How to deal with 'read ETIMEDOUT' in Node.js?

I have a pub/sub model using Node.js to transmit data from one client to another client. Besides, the server also records everything received and sends it to new clients.
However, some data corrupted when transfer, and I got error like:
Error with socket!
{ [Error: write EPIPE] code: 'EPIPE', errno: 'EPIPE', syscall: 'write' }
Error with socket!
{ [Error: read ETIMEDOUT] code: 'ETIMEDOUT', errno: 'ETIMEDOUT', syscall: 'read' }
I don't know how to properly handle these errors. It looks like the client is down.
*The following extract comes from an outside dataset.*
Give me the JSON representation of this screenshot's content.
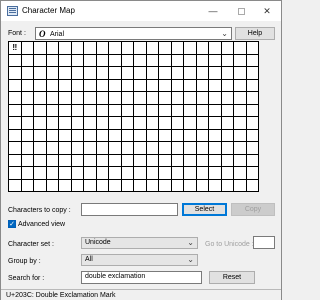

Since the server is only a proxy like a server, it doesn't really know what data means. I have no idea how to validate every data pack before meeting these errors.
Here is my code:
// server is an object inheriting from net.Server
server.on('listening', function() {
var port = server.address().port;
}).on('connection', function(cli) {
cli.socketBuf = new Buffers();
cli.commandStarted = false;
cli.dataSize = 0;
cli.setKeepAlive(true, 10*1000);
cli.setNoDelay(true);
cli.on('connect', function() {
server.clients.push(cli);
}).on('close', function() {
var index = server.clients.indexOf(cli);
server.clients.splice(index, 1);
}).on('data', function (buf) {
server.emit('data', cli, buf);
if(op.autoBroadcast) {
_.each(server.clients, function(c) {
if(c != cli) c.write(buf);
});
}
}).on('error', function(err) {
console.log('Error with socket!');
console.log(err);
});
}).on('error', function(err) {
console.log('Error with server!');
console.log(err);
});
// ...
// room.dataSocket is an instance of server beyond
room.dataSocket.on('data', function(cli, d) {
// bf is a buffered file
bf.append(d);
room.dataFileSize += d.length;
}).on('connection', function(con){
bf.readAll(function(da) {
con.write(da);
});
});
If you get an EPIPE or indeed any error when writing, the peer has closed or the connection has been dropped. So you must close the connection at that point.
If you get a read timeout the inference is that either you have set an unrealistically short timeout or else the peer has failed to deliver in time: in the second case once again you should assume the connection is down, and close it.